Systemic treatment of metastatic uveal melanoma remains challenging. Unlike cutaneous melanoma, immune checkpoint inhibitors have shown limited efficacy. However, newer therapies are beginning to improve outcomes. Tebentafusp has demonstrated a survival benefit in HLA-A*02:01-positive patients, while combination targeted therapies such as darovasertib with crizotinib have shown encouraging results in early clinical trials^8,9.

Conclusion

While a growing number of novel therapies are emerging, these advances remain, in many ways, an ambulance at the bottom of the cliff. The most meaningful impact on outcomes still comes from early detection.

For optometrists and ophthalmologists, this means maintaining a high index of suspicion, performing thorough posterior segment examination, including routine dilation, and referring suspicious lesions early to subspecialist centres. Ultimately, earlier detection is what most improves both visual and life outcomes in ocular melanoma.

References

1. Singh AD, Turell ME, Topham AK. Uveal melanoma: trends in incidence, treatment, and survival. Ophthalmology. 2011;118(9):1881–5.
2. Shields CL, Shields JA. Tumours of the conjunctiva and cornea. Surv Ophthalmol. 2004;49(1):3–24.
3. Griewank KG, Westekemper H, Murali R, et al. Conjunctival melanomas harbor BRAF and NRAS mutations. Invest Ophthalmol Vis Sci. 2013;54(2):1363–9.
4. Sabazade S, Herrspiegel C, Gill V, Stålhammar G. No differences in the long-term prognosis of iris and choroidal melanomas when adjusting for tumor thickness and diameter. BMC Cancer. 2021 Nov 24;21(1):1270. 
5. Damato B, Taktak AFG, Heimann H. The MOLES system for planning management of melanocytic choroidal tumours: is it safe? Br J Ophthalmol. 2019;103(10):1490–5
6. Collaborative Ocular Melanoma Study Group. The COMS randomized trial of iodine 125 brachytherapy. Arch Ophthalmol. 2001;119(7):969–82.
7. Jager MJ, Shields CL, Cebulla CM, et al. Uveal melanoma. Nat Rev Dis Primers. 2020;6(1):24.
8. Hassel JC, Piperno-Neumann S, Rutkowski P, Baurain JF, Schlaak M, Butler MO, Sullivan RJ, Dummer R, Kirkwood JM, Orloff M, et al. Three-year overall survival with tebentafusp in metastatic uveal melanoma. N Engl J Med. 2023;389(24):2256–2266.
9. Carvajal RD, Piperno-Neumann S, Kapiteijn E, et al. Darovasertib in combination with crizotinib in metastatic uveal melanoma: early clinical results. J Clin Oncol. 2023;41(15_suppl):9506.
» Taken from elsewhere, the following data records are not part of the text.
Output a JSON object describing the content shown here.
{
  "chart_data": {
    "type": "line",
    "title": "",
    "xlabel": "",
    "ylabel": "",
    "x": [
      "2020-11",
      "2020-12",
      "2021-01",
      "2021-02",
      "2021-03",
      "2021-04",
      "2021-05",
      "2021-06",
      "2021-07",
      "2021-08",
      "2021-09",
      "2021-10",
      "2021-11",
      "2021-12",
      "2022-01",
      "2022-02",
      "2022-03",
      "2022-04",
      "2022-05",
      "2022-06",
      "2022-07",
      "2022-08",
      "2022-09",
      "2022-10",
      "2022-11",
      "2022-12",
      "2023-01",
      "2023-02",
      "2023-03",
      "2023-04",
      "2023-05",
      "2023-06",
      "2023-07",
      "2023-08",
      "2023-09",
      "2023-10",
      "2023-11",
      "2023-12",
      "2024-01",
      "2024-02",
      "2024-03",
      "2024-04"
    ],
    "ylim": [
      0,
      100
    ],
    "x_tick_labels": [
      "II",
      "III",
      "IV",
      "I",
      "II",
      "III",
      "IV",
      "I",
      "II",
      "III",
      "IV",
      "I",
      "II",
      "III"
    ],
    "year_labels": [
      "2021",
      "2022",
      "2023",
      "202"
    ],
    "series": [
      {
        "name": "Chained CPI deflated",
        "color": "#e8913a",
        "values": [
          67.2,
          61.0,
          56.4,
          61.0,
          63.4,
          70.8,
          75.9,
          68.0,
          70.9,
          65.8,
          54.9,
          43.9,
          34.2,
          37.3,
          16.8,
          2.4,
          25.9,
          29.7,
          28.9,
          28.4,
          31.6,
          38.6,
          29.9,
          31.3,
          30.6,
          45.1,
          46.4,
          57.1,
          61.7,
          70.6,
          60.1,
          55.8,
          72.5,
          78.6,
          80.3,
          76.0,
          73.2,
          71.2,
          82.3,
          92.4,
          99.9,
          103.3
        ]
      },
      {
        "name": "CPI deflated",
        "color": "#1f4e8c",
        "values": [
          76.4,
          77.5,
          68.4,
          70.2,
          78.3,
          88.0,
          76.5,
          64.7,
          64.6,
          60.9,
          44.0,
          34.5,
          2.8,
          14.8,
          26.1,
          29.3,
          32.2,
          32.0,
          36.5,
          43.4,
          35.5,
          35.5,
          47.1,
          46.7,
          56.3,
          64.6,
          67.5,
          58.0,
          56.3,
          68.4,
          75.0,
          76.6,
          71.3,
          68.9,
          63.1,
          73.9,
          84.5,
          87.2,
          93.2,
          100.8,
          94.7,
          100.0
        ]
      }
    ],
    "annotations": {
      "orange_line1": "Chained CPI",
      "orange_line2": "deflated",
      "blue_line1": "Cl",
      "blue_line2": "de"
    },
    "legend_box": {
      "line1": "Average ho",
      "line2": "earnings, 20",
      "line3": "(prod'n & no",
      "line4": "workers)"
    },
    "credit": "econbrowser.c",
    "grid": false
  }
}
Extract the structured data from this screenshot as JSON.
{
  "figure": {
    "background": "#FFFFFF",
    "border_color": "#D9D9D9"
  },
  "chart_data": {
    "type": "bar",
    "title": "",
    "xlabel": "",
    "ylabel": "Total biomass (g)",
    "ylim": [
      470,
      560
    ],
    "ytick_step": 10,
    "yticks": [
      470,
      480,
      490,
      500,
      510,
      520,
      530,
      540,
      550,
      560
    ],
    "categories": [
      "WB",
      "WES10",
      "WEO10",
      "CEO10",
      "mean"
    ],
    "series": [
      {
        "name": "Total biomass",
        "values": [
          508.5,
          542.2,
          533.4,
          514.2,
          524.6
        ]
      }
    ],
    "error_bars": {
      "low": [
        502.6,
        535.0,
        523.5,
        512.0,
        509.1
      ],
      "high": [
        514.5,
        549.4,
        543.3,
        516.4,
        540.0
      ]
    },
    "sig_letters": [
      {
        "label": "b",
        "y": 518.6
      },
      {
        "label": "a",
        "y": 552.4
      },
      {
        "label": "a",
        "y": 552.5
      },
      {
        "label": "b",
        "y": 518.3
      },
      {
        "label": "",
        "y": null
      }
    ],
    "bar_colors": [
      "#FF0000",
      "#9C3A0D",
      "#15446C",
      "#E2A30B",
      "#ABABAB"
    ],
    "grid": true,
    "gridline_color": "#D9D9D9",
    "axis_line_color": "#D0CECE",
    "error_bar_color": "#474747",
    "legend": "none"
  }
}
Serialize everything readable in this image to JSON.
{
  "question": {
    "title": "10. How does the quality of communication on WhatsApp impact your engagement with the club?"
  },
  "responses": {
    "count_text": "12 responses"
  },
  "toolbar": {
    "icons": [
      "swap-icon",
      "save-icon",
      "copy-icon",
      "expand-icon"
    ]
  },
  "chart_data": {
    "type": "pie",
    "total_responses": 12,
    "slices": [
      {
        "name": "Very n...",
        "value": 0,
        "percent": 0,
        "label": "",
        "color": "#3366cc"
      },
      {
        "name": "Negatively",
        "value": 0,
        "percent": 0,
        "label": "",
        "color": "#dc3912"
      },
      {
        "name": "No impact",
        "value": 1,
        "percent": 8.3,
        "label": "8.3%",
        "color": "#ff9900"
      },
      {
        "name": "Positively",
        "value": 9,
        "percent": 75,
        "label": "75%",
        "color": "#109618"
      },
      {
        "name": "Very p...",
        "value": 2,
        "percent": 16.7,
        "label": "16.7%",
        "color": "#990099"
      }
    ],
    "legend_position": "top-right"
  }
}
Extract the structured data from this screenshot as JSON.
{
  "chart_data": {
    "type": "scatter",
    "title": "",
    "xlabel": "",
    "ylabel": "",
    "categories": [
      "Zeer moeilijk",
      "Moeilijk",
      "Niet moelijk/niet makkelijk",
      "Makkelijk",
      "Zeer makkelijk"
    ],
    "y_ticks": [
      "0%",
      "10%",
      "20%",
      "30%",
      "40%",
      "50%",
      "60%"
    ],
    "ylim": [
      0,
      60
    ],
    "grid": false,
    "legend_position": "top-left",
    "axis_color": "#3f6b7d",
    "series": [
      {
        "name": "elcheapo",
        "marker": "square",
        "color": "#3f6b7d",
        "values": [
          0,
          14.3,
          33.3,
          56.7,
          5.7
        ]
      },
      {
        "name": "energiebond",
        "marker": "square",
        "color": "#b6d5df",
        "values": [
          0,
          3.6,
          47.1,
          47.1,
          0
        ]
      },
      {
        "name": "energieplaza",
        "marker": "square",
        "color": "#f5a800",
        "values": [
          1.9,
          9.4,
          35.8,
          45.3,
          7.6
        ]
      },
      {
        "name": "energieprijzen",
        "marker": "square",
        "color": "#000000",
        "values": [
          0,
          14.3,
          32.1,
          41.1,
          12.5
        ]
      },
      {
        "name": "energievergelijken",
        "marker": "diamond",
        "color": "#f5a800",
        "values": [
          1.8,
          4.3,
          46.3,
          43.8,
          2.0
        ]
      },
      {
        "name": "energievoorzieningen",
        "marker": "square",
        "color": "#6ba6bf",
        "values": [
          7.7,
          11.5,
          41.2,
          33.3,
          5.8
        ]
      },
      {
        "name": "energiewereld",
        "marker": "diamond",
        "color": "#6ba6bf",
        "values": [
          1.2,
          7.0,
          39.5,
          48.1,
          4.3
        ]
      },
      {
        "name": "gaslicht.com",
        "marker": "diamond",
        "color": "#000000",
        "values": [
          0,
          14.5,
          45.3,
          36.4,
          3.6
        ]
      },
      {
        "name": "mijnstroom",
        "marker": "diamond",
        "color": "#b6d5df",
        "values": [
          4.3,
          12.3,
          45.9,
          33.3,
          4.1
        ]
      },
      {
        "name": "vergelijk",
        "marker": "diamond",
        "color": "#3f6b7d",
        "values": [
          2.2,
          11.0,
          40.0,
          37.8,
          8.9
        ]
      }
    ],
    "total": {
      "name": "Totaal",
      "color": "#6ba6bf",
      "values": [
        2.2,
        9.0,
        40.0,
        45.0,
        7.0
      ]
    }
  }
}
Dr Riyaz Bhikoo is a New Zealand-trained ophthalmologist with subspecialty expertise in vitreoretinal surgery, medical retina, ocular oncology, and cataract surgery. He practises at Auckland Eye and Greenlane Clinical Centre. He completed advanced fellowships in Australia, Canada, and the US and now leads the plaque brachytherapy service for ocular melanoma in New Zealand, while remaining actively involved in clinical research and collaborative care.